Install in one command

# Install the entire pack
tokrepo install pack/llm-observability

# Or pick the platform you want to start with
tokrepo install langfuse
tokrepo install agentops
tokrepo install phoenix

The TokRepo CLI drops the SDK config and dashboard scaffolding into your project so traces start flowing on the next request — no manual instrumentation walk-through required.

Common pitfalls

  • Logging full prompts and PII to a third-party SaaS. If your prompts include user data, self-host Langfuse or Phoenix; don't ship raw payloads to LangSmith Cloud without redaction. All three open-source options run on a single VM under 4GB RAM for typical loads.
  • No sampling on high-volume endpoints. Tracing 100% of requests at 1M/day will overwhelm both your storage and your wallet. Sample 10% by default, 100% on errors. Langfuse and Phoenix both support this natively.
  • Tracking tokens but not dollars. Different models price differently per token. Configure model-pricing in your platform once; track cost in dollars, not just token counts. CFOs care about dollars.
  • One generic dashboard for everyone. Build one dashboard per persona — eng (latency, error rate), product (cost per feature), exec (cost per active user, week-over-week trend). Generic dashboards get ignored.
  • No alert on prompt-version cost delta. Add an alert that fires when a new prompt version's avg-cost-per-call deviates >20% from the previous version. This is the single highest-ROI alert you'll set up.

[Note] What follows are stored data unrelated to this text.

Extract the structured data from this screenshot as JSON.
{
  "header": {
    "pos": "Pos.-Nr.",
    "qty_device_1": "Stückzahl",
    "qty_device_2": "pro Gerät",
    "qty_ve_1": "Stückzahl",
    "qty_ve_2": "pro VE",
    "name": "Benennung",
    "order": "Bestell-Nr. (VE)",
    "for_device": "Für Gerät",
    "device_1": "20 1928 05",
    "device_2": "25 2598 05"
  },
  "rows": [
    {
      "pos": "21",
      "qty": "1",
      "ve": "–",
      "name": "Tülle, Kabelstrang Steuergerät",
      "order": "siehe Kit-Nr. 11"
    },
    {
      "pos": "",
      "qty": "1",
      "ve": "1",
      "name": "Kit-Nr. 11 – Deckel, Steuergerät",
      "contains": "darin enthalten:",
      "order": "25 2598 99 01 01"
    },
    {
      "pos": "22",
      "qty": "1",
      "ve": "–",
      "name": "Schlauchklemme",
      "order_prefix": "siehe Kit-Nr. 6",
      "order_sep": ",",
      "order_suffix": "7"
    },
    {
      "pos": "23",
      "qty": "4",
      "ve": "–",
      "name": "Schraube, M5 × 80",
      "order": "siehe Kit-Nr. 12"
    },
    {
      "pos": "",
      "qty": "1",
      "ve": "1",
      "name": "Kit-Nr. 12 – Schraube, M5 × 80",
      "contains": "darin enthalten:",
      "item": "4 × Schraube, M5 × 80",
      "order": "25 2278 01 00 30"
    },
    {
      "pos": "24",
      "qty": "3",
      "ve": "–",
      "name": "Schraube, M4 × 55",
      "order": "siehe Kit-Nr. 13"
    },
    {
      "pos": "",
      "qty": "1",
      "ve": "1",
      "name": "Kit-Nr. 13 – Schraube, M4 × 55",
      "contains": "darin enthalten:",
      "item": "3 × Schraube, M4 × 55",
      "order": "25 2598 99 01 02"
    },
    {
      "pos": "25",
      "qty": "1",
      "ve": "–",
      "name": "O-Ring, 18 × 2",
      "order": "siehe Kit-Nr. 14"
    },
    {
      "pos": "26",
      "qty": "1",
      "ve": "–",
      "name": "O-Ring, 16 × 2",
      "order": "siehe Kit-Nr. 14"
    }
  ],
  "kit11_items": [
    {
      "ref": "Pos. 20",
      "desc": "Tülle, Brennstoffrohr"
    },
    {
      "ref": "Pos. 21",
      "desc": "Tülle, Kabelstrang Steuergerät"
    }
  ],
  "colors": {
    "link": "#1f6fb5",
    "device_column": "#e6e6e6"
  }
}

Relationship to other packs

LLM Observability is the runtime telemetry layer. The complementary LLM Eval & Guardrails pack is the offline scoring layer — DeepEval, Promptfoo, Ragas. You want both: observability shows you what's happening in production, eval tells you whether a proposed change is better before you ship.

Multi-Agent Frameworks (CAMEL, LangGraph, DeepAgents) are the systems being instrumented. If you're running a LangGraph workflow and can't see which node failed, you don't have observability — you have a print-statement debugger. Pair the framework pack with this one from day one.

INSTALL · ONE COMMAND
$ tokrepo install pack/llm-observability
hand it to your agent — or paste it in your terminal
What's inside

7 assets in this pack

Config#01
Langfuse — Open Source LLM Observability

Langfuse is an open-source LLM engineering platform for tracing, prompt management, evaluation, and debugging AI apps. 24.1K+ GitHub stars. Self-hosted or cloud. MIT.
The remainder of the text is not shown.